Common Absolute Paths Anti-Pattern

Some projects I’ve worked on in the past assume that certain files can always be found at an absolute path, eg ‘c:\program files\some cool library\library.dll’. Such files may be dependencies, or deployment target locations. This is a situation to be avoided!

The main reason this is so bad is that you may not actually have control over such paths when your application gets deployed. For example, many IT operations departments use ‘C:’ just for the Windows O/S, and put all other files on a secondary drive (e.g. for backup purposes). If your project assumes absolute paths, such problems may not arise until you finally reach production.

However there are other problems, like what happens when you want to work on 2 versions of the app at the same time (e.g. trunk, and branch)?

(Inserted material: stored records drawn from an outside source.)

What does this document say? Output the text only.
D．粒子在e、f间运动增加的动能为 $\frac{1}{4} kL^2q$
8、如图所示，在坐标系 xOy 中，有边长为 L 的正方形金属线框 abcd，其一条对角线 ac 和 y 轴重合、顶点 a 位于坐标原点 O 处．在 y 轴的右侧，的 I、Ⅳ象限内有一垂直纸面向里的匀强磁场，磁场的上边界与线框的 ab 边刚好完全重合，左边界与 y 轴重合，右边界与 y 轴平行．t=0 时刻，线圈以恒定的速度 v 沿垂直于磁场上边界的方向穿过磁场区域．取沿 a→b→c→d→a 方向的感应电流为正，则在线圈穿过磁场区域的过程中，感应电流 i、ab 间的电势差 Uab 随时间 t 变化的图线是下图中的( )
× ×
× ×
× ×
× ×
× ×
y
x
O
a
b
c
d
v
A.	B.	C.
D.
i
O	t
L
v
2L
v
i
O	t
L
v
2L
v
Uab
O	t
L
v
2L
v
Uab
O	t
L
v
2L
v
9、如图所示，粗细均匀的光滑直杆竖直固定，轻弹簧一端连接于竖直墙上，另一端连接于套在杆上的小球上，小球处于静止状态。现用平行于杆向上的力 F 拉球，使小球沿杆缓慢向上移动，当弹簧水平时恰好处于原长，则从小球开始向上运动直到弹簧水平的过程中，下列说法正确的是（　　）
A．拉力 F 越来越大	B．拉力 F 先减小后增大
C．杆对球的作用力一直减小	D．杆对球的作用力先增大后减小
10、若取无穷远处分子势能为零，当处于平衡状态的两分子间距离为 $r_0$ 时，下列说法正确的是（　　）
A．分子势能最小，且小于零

But there is good news – you don’t need to hard code absolute paths into your system! Alternatives are:

Use relative paths. As an example, setup your source control directory structure such that you always know where your dependencies can be found relative to your project’s source code. (This may mean you save third-party binaries in source-control but this is not a sin!)

Use deploy-time configuration. Get your build environment to generate environment-specific distribution files where parameterised paths are expanded to absolute paths at the last moment.

Use environment variables, like path. This is a ‘last-chance’ option since it is system-wide, rather than application-wide in scope, but stops you having to hard code paths in your application at least.

To check that a project I’m working on isn’t using absolute paths, I tend to do one of the following things

– Have 2 copies of the development tree checked out on my machine. Switch between them occasionally and check nothing breaks.

– Have my continuous integration and ‘development test’ environments specifically use different paths to that of the development team.